Just on that news, I, on the other hand, as soon as it went down, what did I do? I went in and I bought more. Since that time, it has come back to about $40 a share, but for many of you you wrote me and you said, Suze, this stock is down almost 50%. Now what do I do? You are not to be paralyzed like that, people, if you do own a stock that's a good quality stock and it happens to go down on the news of others.
Guess what? Just buy more. So I felt like I was given a gift by being able to get into that stock again when it was down so much. So even the indexes, everybody at one point last week or whenever it was now went down significantly hundreds and hundreds of points. Then the next day, the day after, it went back up again.
So what did I tell all of you? I told you that this year is going to be a year of extremes up and extremes down, and your job is to take advantage of the extreme downs, not to sell. But to take advantage of the extreme downs by having enough cash on hand so you don't put all your money to work at once that you have to invest in the market, including your retirement accounts you have enough on the sidelines so when you have these extreme downs you're able to go in and pick up a little more. Not a whole lot more, but a little more because you never know it could continue to go down up down up down.

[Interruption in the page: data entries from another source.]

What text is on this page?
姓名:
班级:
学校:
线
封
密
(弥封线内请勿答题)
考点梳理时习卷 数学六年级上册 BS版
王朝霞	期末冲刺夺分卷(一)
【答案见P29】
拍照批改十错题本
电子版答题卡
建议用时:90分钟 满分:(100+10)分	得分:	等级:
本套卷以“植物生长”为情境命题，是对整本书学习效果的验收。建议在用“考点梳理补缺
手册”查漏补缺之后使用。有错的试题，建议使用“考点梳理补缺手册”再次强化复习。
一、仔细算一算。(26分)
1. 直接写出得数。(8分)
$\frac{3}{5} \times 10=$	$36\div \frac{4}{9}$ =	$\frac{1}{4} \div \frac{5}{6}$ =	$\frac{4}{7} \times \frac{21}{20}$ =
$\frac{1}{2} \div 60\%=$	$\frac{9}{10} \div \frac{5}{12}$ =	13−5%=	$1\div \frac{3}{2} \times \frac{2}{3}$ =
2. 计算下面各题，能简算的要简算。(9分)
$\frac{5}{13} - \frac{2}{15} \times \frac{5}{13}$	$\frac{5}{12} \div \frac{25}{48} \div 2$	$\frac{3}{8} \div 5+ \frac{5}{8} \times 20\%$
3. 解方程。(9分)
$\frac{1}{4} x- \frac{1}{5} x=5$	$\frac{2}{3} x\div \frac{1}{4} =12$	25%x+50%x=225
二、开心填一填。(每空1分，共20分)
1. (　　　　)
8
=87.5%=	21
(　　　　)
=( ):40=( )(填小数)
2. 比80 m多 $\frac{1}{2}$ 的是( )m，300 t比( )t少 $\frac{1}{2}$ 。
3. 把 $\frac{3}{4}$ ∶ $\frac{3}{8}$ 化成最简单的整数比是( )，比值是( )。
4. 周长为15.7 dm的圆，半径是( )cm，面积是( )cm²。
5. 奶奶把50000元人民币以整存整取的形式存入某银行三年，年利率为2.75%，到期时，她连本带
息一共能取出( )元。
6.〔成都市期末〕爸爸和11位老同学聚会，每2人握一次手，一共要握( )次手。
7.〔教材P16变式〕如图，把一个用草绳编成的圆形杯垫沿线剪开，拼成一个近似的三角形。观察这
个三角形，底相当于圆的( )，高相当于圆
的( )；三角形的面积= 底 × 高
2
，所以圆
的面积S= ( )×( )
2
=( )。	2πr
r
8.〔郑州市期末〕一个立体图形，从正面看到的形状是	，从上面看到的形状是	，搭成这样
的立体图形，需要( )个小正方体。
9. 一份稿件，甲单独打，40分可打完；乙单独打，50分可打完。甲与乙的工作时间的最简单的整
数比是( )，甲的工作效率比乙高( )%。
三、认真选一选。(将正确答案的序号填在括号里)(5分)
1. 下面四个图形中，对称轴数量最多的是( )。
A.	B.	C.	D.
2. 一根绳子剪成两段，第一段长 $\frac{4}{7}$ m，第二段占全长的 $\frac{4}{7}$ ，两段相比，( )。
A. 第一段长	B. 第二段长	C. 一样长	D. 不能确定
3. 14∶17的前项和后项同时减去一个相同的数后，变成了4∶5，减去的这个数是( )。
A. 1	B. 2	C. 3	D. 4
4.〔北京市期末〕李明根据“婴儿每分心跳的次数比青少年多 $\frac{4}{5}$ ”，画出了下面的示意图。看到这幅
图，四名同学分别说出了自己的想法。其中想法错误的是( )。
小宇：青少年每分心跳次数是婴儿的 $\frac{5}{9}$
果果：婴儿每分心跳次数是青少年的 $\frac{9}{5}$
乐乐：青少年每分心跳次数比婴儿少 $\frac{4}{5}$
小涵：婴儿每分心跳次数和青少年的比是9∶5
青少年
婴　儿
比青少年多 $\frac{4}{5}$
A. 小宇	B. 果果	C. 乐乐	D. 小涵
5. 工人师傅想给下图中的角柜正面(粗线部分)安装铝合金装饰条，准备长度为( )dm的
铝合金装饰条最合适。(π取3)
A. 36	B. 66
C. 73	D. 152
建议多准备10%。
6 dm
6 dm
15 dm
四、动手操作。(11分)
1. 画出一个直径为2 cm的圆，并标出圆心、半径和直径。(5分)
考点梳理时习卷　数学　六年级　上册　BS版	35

So this is the year that you are to buckle in and expect extreme ups and extreme downs, and that's even true with Bitcoin. Now, as I told you, I thought it was very possible that Bitcoin could go back down support level of 87, so it went down to about 90,000. All right, you could have picked up a little bit there. It's back up like at 104,000, but even Bitcoin and everything is going to be going up and down, just so you know.
Now gold. Gold looks like it is all staged and ready to possibly break out to go up to about 3000 and beyond, so we'll have to see what that happens. But the point of me telling you all this is that everything has a cycle where it goes up, down, up, down, up, down.
Your job when it comes to investing and things you need to do is to know what you want to own. Know why you want to own it. And then stick with it, just stick with it. Don't get afraid just stick with it, but take advantage of it when it goes down by $1 cost averaging.
OK, so this podcast today is really about just take your time right now.
Before you buy anything from real estate to stocks to exchange traded funds, understand how these markets are working now understand how real estate and the cost of owning real estate is seriously changing, seriously changing everybody. And understanding why you wanna do what you wanna do, please do not let emotions rule what you do.
Got that everybody just think about that. All right, so until Thursday when Ms. Travis joins us again on another Ask KT and Suze anything. There's just a few things that I want you to remember. The overall theme of this podcast this year is to make your money, make more money.
As well as never forget that if we work together we will rise bye bye now.